HOW TO FIND SUCCESS.
“Yes,” he went on, “success is a most fleet-footed—almost a phantom—goddess. You pursue her eagerly and seem to grasp her, and then you see her speeding on in front again. This is, of course, because one is rarely satisfied with present success. There is always something yet to be attained. To speak personally, I never worked harder in my life than I am working now. If I should relax, I fear that the structure which I have built up would come tumbling about my ears. It is my desire to advance my standard every year,—to plant it higher up on the hill, and to never yield a foot of ground. This requires constant effort. I find my reward, not in financial returns, for these are hardly commensurate with the outlay of labor; nor in the applause of others, for this is not always discriminative or judicious; but in the practice of my art. This suggests what, it seems to me, is the true secret of success.

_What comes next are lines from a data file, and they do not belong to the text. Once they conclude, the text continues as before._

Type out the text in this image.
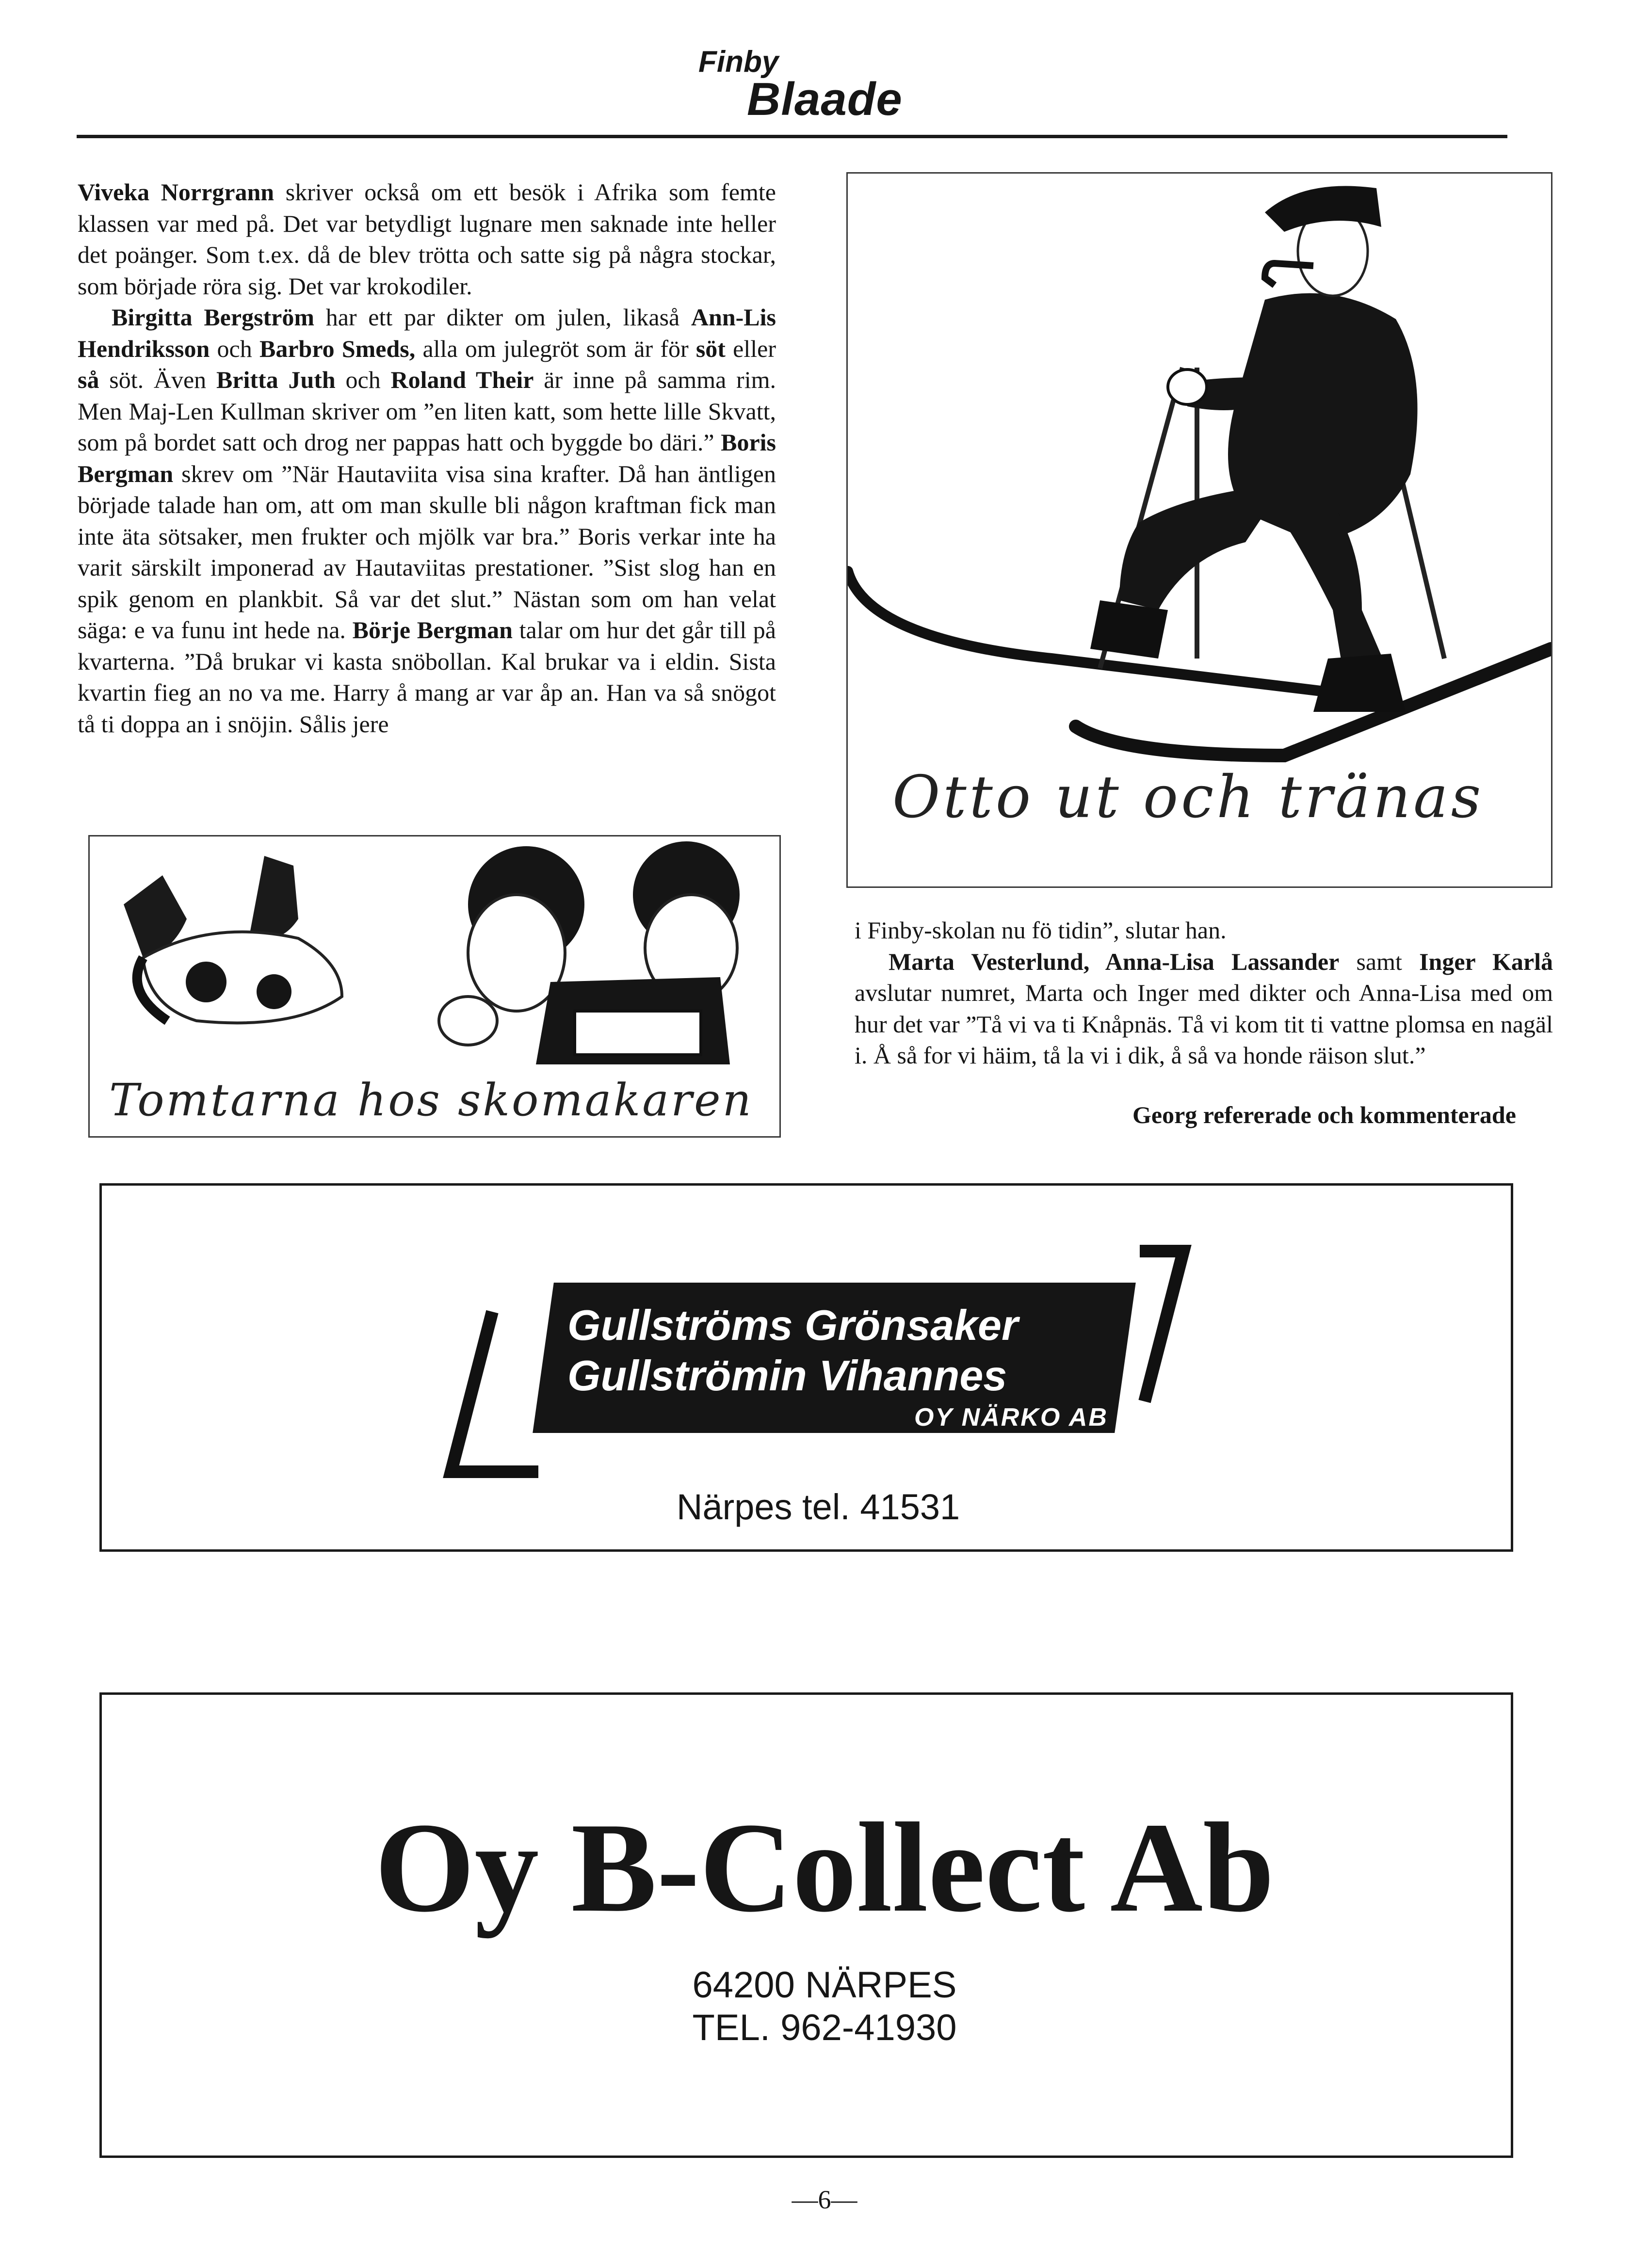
Finby
Blaade

Viveka Norrgrann skriver också om ett besök i Afrika som femte klassen var med på. Det var betydligt lugnare men saknade inte heller det poänger. Som t.ex. då de blev trötta och satte sig på några stockar, som började röra sig. Det var krokodiler.

Birgitta Bergström har ett par dikter om julen, likaså Ann-Lis Hendriksson och Barbro Smeds, alla om julegröt som är för söt eller så söt. Även Britta Juth och Roland Their är inne på samma rim. Men Maj-Len Kullman skriver om ”en liten katt, som hette lille Skvatt, som på bordet satt och drog ner pappas hatt och byggde bo däri.” Boris Bergman skrev om ”När Hautaviita visa sina krafter. Då han äntligen började talade han om, att om man skulle bli någon kraftman fick man inte äta sötsaker, men frukter och mjölk var bra.” Boris verkar inte ha varit särskilt imponerad av Hautaviitas prestationer. ”Sist slog han en spik genom en plankbit. Så var det slut.” Nästan som om han velat säga: e va funu int hede na. Börje Bergman talar om hur det går till på kvarterna. ”Då brukar vi kasta snöbollan. Kal brukar va i eldin. Sista kvartin fieg an no va me. Harry å mang ar var åp an. Han va så snögot tå ti doppa an i snöjin. Sålis jere

Otto ut och tränas
Tomtarna hos skomakaren

i Finby-skolan nu fö tidin”, slutar han.

Marta Vesterlund, Anna-Lisa Lassander samt Inger Karlå avslutar numret, Marta och Inger med dikter och Anna-Lisa med om hur det var ”Tå vi va ti Knåpnäs. Tå vi kom tit ti vattne plomsa en nagäl i. Å så for vi häim, tå la vi i dik, å så va honde räison slut.”

Georg refererade och kommenterade
Gullströms Grönsaker
Gullströmin Vihannes
OY NÄRKO AB
Närpes tel. 41531
Oy B-Collect Ab
64200 NÄRPES
TEL. 962-41930
—6—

“Love your work; then you will do it well. It is its own reward, though it brings others. If a young man would rather be an actor than anything else, and he knows what he is about, let him, by all means, be an actor. He will probably become a good one. It is the same, of course, in many occupations. If you like your work, hold on to it, and eventually you are likely to win. If you don’t like it, you can’t be too quick in getting into something that suits you better.”
HE BEGAN AS A DRY GOODS CLERK.
“I began as a dry goods clerk in Boston, and was a very mediocre clerk. Afterward I became a painter in London, and was starving at that. Finally, like water, I found my level in dramatic art.”
The thing about Mr. Mansfield which most inspires those who come in contact with him is his wonderful store of nervous energy. It communicates itself to others and makes them keen for work.
“I cannot talk with him five minutes,” said his business representative, “before I want to grab my hat and ‘hustle’ out and do about three days’ work without stopping. For persons who have not, or cannot absorb, some of his own electric spirit, he has little use. He is a living embodiment of contagious energy.”
His performances before audiences constitute a comparatively small portion of his work. It is in his elaborate and painstaking preparation that the labor is involved, and it is to this—to the minute preliminary care that he gives to every detail of a production,—that his fine effects and achievements before the footlights are, in considerable measure, due.